ここ数年、働く環境が社会問題として取り上げられています。
職場は経営者の考え方、意識が明確に反映される場です。
その意味で仕事の全ての結果は経営者の意識からうまれる。
そういって良いでしょう。

エステは人の力で成り立つ商売です。
そしてまた、人(お客さま)と向き合う商売でもあります。
人と人の出会いから、始まる仕事です。

人が商品であるエステティック。
経営者が一番最初に大事にしたほうが良い意識は何なのでしょう。
その手がかりを探るべく、今回、ある地方で数年前に円満リタイアしたエステティック
サロンの元経営者に話をお聞きしました。

【インタビュー本文】

朝、出勤してきた顔を見て、なにかあったのかなかったのかについて気を
配るようにしていました。

中には、体調が悪いのに、予約のお客様のために出勤してくる子がいるか
らです。
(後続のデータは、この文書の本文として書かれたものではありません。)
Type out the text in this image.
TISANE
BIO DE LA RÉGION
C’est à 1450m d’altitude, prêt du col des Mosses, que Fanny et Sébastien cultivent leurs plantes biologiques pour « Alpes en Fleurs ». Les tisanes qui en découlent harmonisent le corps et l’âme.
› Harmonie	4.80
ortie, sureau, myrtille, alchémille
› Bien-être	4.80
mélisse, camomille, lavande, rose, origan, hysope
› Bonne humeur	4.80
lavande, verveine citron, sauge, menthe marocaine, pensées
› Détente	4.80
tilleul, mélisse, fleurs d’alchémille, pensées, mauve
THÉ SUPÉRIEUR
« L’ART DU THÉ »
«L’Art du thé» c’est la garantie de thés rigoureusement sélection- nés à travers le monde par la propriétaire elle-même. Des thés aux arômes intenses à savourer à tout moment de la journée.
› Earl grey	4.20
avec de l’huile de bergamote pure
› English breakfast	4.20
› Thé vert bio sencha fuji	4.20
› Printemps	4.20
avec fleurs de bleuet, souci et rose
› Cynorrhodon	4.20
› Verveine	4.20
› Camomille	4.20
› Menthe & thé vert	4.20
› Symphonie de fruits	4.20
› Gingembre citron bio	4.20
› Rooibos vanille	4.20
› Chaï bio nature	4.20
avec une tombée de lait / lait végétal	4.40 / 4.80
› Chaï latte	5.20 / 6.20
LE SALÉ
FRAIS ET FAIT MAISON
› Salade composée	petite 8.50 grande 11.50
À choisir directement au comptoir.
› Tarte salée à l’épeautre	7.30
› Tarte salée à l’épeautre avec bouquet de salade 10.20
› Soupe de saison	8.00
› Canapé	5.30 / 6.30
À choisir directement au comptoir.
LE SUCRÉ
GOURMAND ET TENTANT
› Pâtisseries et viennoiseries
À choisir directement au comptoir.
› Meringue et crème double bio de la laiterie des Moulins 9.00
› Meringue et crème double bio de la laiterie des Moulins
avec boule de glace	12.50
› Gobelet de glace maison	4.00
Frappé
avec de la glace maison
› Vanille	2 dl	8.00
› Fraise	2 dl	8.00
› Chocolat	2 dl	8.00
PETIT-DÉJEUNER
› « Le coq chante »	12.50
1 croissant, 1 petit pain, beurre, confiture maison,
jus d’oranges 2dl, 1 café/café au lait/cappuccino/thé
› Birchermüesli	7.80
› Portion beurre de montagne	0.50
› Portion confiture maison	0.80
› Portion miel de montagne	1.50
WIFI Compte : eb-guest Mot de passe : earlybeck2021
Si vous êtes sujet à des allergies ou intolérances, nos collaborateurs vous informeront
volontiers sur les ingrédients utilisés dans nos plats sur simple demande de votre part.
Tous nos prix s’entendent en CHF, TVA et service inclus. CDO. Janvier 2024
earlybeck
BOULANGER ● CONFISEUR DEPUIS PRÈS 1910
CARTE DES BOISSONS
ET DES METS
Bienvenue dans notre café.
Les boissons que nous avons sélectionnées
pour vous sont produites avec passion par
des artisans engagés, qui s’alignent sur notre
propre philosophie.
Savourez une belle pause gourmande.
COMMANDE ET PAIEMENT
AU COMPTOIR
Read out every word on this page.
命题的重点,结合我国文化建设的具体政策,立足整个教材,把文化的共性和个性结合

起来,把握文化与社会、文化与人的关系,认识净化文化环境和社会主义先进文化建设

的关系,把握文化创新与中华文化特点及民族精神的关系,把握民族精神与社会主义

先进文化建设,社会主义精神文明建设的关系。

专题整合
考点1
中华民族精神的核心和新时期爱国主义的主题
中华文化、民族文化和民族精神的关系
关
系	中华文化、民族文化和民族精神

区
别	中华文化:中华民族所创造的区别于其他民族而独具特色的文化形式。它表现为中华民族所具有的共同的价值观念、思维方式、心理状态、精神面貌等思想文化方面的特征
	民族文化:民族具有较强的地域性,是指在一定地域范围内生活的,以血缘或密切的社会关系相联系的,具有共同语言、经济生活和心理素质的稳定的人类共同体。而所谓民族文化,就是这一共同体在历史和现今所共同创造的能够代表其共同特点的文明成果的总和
そういうときは、予約のお客様だけに専念させるとか、予約のお
客様が多いときは、私なり他のものがフォローに回るなどして、最大限で
きることをしました。それでも仕事ができそうにないときは、強制的休ま
せました。

大変申し訳ないですが、お客様のかわりはいても、この子のかわりはいま
せんから。

また、なにかしら悩んでいるように見えたときは、仕事が終わってから飲
みに誘うのではなく、ランチの時間を1時間よけいにとって話を聞きました。
つたないお弁当ですが、私が全員のお弁当を作って、サロン内で昼食をす
ることもありました。みんな私のかわいい子供たちですから。

事情があって誰かが辞めるときは、辞める本人よりも残されたスタッフの
方が動揺していますから、話せる限りの辞める事情はみんなで共有して、
納得できる環境にしていました。

人間ですから、ましてや女性の職場ですから、一時離れて違うことをして
みるのも、決して無駄なことではありません。

その上で、またうちの店に戻ってきたいと申し出た子には、喜んで復帰し
てもらって、離れてた時期の体験をお客様に還元してもらいました。